Helen Darbishire, Executive Director of Access Info Europe,  participated in a three-hour hearing of the Parliamentary Assembly of the Council of Europe today in Paris to discuss the role of access to information and investigative journalism in the fight against corruption.

» Strengthen access to information laws

In her presentation Helen Darbishire focused on the need to strengthen access to information laws, noting that while 42/47 Council of Europe countries do have such laws, many are very weak. She singled out the need for law reform in Austria, Italy and Greece, and noted that Cyprus and Luxembourg are still without this essential anti-corruption tool.

One specific recommendation was that all countries in the Council of Europe region sign and ratify the Convention on Access to Official Documents, ensuring that their laws are in line with this international standard. This would mean, for example, that France and Germany should ensure that all exceptions to the right are subject to a public interest test

» Open up Company Registers

Darbishire also pointed to the need to open up Company Registers. She presented research from Access Info and the Organised Crime and Corruption Reporting Project that has found that across Europe only the UK and Danish Company Registers are available free of charge, whereas prices range from around €75,000 in the Netherlands to around €250,000 in Estonia. More on Access Info’s research can be found here.

As EU countries transpose the 4th Anti Money Laundering Directive it will be essential that they provide for public access to  beneficial ownership information. She gave the example of a recent scandal in Moldova where journalists investigating a huge €1 billion money laundering scandal were unable to trace the owners of a UK-registered company because the beneficial owners are hidden behind other companies registered in the Seychelles. Parliamentarians can play an important role during the transposition of the EU Directive by defending public access to beneficial ownership data.

» Parliamentary Questions

When asked to address how parliamentarians can help journalists and civil society in the fight against corruption, Darbishire pointed to the possibility of using parliamentary questions to obtain information that has been refused under access to information laws or is only otherwise available by leaks. An example of this came from Spain where a parliamentarian asked for and obtained access to a report on implementation of the UN Convention against Corruption after the government had refused to provide it following a request for information.

» Parliaments Leading by Example

Parliaments can also lead by example on transparency matters. Darbishire presented the recent case of journalists from the 28 EU countries taking the European Parliament to court over the refusal to provide details on the expenses of MEPs. Responding to a question from a Germany parliamentarian, she noted that the German parliament is not under the FOI law and this is something that should be changed to bring the German law into line with recognition by the UN and European Court of Human Rights of a fundamental right of access to information.
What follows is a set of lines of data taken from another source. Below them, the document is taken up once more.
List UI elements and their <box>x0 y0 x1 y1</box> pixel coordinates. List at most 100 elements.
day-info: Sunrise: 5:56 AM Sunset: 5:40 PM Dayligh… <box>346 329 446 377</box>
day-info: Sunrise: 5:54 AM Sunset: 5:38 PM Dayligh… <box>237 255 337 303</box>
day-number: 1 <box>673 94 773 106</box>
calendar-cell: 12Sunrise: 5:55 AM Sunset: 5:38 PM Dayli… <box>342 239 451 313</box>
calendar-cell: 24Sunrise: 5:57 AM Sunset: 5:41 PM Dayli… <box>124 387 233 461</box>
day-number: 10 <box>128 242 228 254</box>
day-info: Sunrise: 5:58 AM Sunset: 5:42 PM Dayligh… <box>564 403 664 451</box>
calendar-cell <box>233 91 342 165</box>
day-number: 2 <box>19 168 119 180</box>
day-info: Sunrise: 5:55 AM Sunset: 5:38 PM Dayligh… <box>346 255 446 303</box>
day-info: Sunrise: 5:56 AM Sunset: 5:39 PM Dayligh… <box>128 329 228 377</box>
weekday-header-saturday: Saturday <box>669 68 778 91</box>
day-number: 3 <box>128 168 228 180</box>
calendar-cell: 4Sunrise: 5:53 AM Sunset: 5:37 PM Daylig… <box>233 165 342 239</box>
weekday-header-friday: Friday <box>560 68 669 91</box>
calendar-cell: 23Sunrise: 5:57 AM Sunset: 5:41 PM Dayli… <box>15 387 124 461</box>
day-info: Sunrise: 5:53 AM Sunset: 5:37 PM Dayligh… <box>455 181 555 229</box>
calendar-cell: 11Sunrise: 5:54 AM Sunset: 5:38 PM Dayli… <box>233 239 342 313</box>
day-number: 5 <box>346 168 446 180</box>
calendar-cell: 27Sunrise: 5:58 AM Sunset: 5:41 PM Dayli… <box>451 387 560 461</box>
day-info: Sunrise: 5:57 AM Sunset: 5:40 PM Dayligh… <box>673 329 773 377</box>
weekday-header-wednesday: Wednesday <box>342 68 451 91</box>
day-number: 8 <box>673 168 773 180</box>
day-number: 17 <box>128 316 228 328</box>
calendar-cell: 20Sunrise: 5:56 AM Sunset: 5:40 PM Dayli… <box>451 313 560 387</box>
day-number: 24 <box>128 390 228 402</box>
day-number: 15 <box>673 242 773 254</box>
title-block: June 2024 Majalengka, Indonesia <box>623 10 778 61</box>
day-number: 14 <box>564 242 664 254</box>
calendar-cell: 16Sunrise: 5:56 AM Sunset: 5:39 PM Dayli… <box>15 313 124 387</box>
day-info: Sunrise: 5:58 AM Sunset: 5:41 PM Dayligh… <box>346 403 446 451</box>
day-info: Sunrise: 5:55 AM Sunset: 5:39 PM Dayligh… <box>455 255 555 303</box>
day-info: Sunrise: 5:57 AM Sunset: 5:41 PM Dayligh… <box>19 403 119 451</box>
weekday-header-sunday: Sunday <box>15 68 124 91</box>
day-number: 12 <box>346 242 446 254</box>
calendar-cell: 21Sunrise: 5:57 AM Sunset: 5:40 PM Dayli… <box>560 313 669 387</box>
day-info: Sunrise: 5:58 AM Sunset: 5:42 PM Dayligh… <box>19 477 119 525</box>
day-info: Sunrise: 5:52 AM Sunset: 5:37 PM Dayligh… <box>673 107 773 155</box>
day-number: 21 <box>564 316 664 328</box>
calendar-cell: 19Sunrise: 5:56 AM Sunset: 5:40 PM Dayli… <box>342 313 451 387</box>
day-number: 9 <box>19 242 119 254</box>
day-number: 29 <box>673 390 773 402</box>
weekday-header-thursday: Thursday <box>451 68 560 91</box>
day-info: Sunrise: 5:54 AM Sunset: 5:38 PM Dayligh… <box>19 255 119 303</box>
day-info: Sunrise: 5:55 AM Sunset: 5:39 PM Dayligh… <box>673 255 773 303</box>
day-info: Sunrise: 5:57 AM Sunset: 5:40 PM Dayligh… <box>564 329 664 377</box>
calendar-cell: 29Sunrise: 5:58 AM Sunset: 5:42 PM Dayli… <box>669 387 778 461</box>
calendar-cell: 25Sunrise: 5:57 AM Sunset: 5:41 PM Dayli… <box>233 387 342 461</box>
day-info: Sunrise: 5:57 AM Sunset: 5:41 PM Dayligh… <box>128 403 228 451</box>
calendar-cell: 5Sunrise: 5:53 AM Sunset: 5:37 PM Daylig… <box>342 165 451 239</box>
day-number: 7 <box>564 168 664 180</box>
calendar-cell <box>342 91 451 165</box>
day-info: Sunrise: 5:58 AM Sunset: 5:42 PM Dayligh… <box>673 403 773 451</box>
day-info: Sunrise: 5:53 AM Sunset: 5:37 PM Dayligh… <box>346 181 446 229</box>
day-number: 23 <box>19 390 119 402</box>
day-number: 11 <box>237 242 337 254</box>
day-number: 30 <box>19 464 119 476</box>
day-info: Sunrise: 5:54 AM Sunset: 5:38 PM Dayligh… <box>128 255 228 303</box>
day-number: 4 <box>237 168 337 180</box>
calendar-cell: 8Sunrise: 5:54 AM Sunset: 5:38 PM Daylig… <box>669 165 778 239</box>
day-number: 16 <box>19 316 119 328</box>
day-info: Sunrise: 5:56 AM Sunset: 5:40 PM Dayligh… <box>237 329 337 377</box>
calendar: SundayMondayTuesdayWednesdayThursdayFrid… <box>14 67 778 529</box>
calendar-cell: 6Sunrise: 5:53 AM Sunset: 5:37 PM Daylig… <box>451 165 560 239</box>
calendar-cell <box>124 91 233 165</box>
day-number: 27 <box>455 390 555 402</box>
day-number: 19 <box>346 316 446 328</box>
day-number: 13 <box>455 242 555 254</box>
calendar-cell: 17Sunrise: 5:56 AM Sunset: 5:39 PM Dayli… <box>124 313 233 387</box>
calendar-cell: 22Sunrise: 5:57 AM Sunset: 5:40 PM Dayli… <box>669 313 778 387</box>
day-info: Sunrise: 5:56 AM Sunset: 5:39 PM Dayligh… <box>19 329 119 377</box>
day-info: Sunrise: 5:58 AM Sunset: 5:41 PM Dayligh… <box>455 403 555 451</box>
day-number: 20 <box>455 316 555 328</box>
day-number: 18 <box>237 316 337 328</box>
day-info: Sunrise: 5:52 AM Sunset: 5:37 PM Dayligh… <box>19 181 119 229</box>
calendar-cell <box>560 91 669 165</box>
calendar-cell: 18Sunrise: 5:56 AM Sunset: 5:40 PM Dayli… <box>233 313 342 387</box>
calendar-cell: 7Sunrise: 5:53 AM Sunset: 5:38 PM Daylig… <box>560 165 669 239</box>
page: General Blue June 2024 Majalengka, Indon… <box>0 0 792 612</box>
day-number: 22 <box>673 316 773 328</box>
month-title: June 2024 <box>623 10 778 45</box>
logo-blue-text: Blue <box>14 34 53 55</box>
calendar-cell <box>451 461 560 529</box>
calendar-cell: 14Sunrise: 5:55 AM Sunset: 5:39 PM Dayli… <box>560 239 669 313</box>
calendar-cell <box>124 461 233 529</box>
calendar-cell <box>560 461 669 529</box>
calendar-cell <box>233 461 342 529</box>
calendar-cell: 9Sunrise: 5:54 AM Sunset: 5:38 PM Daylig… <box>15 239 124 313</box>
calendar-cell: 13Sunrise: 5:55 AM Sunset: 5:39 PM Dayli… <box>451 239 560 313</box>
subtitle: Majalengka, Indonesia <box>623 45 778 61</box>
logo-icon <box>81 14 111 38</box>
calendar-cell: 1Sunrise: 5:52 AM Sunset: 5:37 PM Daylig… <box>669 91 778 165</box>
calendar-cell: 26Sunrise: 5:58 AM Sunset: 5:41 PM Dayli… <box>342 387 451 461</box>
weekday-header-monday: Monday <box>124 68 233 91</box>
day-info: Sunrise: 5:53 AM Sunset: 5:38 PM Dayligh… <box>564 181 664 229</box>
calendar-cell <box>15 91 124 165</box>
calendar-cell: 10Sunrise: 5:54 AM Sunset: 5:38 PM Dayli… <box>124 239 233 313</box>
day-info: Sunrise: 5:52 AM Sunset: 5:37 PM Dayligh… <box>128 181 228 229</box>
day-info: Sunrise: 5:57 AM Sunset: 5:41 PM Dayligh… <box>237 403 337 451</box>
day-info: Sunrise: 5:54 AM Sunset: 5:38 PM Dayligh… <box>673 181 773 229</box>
» Independent Oversight Bodies

Ensuring that oversight bodies such as information commissioners and anti-corruption authorities are genuinely independent, that they have a strong mandate, and that they are allocated with sufficient budgetary resources to carry out their work is something that parliamentarians can also support, noted Darbishire during the debate.

The other participants in the PACE hearing were:

Ms Margo Smit, Ombudsman at Dutch public broadcaster NOS, Journalism teacher at the State University of Groningen, Netherlands

Mr Drew Sullivan, Organized Crime and Corruption Reporting Project (OCCRP), Sarajevo

Mr Ricardo Gutierrez, General Secretary, European Federation of Journalists (EFJ), Brussels

The debate also addressed the need for an ecosystem protective of investigative journalism, which should include appropriately framed civil defamation laws, a balance between protection of privacy and freedom of expression and freedom of information, and strong protection for whistleblowers.